Jacqueline Frances: The Harlem Hospital murals are modern in terms of their presentation of figures. When we compare them to naturalistic painting of the nineteenth century, which present figures with much more volume, with spatial depth, with naturalistic colors, we see the Harlem Hospital murals as modernist projects.
Figures are rendered flatly, the colors that describe their bodies as well as their clothing and their environments are descriptive rather than local. So that is modernist abstraction in a great degree by itself. Certainly the spatial organization of figures is also a modernist strategy, and quite different from what would happen and what we see happening in the United States in the decades and certainly the centuries before.
I think often with some of the WPA administrators, they expected a sort of racial art. And actually that's a term that's broadly used in that period. Racial art was used to refer to also Jewish Americans, Asian Americans, i.e., a sort of Orientalism, was expected, and certainly there was an expectation that there would be something lively and reflective of the Negro quote personality.

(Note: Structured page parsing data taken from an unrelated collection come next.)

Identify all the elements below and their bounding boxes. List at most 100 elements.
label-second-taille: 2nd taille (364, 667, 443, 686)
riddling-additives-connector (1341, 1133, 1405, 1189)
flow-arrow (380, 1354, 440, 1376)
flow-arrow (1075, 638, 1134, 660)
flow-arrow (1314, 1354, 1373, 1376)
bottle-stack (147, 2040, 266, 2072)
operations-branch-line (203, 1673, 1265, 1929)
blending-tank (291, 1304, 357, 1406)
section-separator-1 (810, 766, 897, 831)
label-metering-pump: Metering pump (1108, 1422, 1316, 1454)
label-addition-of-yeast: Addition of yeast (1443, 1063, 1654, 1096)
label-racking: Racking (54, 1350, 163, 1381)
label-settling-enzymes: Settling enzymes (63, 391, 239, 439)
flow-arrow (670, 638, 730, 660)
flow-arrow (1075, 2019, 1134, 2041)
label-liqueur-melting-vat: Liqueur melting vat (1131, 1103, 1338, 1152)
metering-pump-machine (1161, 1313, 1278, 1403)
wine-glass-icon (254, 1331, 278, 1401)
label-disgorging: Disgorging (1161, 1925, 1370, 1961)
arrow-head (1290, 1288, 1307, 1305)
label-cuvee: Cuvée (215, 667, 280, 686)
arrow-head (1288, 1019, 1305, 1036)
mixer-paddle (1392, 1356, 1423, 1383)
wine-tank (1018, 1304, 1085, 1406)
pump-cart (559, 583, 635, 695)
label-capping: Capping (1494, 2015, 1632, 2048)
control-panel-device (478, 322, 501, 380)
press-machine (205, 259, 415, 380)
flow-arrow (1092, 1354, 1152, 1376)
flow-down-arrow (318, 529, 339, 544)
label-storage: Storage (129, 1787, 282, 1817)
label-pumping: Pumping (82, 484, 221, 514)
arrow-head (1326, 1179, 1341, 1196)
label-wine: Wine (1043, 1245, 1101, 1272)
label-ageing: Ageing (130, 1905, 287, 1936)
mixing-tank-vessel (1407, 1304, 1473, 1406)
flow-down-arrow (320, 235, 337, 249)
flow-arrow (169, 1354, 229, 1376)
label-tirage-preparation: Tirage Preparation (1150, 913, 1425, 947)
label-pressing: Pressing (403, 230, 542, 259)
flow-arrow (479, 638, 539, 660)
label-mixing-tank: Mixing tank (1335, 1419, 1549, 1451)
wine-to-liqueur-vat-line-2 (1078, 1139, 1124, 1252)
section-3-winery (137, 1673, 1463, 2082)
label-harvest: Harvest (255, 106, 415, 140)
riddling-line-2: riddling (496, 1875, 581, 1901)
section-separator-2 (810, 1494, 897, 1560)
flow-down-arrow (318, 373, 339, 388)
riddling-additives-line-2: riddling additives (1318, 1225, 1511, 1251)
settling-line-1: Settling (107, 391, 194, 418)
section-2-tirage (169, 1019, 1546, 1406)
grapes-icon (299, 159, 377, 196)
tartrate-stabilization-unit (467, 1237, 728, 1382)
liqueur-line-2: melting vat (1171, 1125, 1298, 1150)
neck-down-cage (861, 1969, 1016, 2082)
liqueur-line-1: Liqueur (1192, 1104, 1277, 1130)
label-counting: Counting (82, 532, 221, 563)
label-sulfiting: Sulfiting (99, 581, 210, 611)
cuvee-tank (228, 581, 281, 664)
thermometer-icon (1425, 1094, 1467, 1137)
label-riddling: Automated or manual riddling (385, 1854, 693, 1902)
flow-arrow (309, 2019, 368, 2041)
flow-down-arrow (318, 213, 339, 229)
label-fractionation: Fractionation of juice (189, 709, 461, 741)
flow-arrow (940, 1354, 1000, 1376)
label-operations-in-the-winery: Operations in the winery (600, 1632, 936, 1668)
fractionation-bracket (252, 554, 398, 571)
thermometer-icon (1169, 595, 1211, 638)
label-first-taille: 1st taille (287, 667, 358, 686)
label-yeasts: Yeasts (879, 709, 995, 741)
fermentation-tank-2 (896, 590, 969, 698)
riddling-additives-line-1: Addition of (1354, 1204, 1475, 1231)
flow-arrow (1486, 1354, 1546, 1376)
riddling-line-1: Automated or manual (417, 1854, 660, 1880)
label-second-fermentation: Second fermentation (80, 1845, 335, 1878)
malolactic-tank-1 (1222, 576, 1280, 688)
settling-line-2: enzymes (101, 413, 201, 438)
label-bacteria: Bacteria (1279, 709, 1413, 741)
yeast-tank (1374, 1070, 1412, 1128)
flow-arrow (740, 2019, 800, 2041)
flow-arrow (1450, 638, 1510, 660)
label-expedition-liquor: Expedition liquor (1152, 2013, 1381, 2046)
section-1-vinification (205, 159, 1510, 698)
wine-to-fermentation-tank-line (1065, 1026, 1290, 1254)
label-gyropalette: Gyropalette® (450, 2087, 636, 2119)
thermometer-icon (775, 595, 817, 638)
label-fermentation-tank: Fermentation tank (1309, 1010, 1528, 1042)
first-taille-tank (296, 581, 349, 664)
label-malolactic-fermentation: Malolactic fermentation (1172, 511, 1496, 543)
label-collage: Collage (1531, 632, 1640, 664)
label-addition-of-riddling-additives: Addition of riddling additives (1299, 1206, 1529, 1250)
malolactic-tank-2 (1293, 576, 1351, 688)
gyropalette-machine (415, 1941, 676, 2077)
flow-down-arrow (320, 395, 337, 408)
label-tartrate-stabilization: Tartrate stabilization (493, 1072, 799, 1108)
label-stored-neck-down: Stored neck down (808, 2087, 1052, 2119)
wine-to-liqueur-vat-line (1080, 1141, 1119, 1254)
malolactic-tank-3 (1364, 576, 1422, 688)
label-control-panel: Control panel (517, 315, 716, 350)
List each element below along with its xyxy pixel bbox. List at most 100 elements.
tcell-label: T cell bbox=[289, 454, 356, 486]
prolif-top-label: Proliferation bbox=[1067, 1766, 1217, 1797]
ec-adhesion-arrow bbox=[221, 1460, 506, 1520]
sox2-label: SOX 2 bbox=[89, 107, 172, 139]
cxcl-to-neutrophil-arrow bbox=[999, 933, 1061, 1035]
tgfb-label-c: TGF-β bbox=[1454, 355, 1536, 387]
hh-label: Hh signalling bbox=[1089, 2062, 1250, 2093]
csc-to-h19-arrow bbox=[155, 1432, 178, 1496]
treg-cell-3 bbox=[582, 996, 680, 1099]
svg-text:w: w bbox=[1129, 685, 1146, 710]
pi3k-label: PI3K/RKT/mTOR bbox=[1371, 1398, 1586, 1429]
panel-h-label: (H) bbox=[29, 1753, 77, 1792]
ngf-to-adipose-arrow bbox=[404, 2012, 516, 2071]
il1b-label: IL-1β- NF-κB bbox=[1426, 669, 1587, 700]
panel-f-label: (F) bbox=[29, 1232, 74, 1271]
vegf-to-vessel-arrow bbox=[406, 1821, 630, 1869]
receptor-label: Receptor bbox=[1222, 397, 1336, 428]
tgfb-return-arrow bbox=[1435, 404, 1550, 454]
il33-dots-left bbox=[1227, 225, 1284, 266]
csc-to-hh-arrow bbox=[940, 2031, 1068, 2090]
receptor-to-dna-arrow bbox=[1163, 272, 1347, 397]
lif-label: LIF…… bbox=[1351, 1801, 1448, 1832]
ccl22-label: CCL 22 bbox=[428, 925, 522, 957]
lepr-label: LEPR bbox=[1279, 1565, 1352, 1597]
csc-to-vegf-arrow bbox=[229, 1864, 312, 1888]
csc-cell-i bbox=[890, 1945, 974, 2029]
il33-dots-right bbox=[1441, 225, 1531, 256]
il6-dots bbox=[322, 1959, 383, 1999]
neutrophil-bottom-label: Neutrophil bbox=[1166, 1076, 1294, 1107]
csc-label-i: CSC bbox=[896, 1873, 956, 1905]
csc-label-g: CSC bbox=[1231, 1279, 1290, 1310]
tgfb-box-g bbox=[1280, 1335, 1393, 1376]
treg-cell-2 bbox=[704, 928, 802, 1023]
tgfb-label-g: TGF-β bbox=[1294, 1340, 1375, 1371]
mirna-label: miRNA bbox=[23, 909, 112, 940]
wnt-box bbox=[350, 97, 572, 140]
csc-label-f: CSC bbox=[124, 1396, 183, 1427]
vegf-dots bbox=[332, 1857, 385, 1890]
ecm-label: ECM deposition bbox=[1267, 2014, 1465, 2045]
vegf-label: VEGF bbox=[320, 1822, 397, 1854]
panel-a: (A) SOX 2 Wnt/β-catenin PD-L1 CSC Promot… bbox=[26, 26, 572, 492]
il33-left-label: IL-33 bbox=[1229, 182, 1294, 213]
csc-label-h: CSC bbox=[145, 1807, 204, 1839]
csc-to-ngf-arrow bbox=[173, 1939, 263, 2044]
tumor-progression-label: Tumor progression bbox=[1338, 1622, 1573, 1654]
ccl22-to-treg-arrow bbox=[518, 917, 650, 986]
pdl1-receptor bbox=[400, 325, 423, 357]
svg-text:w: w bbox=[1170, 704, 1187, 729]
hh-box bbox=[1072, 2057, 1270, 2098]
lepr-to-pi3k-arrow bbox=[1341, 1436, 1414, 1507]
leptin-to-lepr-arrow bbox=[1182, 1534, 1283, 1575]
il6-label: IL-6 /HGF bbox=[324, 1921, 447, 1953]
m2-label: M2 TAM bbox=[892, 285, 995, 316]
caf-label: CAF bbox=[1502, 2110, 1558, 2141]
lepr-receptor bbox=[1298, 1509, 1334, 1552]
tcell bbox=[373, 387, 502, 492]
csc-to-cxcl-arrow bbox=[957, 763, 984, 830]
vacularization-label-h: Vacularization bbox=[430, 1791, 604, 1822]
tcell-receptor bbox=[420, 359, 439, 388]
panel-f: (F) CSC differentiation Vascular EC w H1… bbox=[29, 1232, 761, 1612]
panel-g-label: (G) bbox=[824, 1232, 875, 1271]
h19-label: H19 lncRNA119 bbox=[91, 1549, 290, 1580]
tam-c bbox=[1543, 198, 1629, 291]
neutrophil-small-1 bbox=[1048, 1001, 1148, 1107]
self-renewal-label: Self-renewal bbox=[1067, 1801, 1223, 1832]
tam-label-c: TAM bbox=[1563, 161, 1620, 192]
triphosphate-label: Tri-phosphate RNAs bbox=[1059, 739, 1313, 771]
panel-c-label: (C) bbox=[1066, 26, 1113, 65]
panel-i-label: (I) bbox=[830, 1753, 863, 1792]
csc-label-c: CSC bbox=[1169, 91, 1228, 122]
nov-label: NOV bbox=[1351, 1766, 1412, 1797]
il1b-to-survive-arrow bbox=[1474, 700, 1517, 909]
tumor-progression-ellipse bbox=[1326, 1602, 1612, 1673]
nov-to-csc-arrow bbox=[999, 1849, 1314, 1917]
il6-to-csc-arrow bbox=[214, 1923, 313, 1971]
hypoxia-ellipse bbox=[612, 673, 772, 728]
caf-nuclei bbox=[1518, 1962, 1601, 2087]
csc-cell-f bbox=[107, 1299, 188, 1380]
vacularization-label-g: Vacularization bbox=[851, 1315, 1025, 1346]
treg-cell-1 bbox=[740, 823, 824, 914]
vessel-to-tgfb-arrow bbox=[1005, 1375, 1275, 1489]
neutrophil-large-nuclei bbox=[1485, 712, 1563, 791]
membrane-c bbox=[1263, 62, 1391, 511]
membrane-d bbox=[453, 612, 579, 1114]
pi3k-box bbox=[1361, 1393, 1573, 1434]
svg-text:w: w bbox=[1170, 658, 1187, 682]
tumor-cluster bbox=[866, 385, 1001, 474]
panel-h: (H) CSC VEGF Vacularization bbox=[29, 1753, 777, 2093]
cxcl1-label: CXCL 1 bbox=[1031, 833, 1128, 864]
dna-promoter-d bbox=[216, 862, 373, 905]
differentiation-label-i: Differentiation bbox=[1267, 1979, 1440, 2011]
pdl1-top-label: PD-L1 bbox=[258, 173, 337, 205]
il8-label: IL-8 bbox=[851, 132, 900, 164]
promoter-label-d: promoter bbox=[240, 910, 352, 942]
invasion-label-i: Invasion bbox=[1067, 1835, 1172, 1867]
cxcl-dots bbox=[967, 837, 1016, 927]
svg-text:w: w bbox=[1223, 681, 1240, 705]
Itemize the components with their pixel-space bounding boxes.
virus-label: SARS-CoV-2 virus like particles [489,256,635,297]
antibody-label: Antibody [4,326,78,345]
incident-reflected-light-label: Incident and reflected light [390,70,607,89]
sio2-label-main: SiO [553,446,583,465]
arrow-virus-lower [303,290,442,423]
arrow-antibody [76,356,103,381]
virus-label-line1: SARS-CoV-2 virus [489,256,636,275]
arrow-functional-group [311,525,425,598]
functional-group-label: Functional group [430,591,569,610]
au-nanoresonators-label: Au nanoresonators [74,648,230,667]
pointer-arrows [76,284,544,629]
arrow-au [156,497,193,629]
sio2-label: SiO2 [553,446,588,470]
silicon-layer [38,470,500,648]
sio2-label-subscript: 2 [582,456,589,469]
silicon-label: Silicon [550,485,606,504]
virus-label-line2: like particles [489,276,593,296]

In the case of Hayes and Alston they decided to do a sort of narrative of the African diaspora, that is, to narrate African Americans' past in Africa as they imagined it in the period. While they could do some historical research, you have to remember that it's the 1930s when so little research had been done on Africa. The idea that Africa had a past and a culture was very new to a lot of Americans, black and nonblack. Interestingly, when we look at these murals today, we don't necessarily see a strongly delineated African narrative, we see something that really comes out of popular cultural understanding of what Africa is, that is to say, drums and ceremonies and dancing and ritual and mystery and magic.
The murals fall into disrepair as time goes on. Alston's diptych in fact is hung over a radiator where there's no hood, so there's much damage being done to this work of art. They went without notice, without care, without conservation. In the 1970s there were cries, after an article was published in the 1990s about them, and finally here we are in the twenty-first century and they're getting the attention they deserve.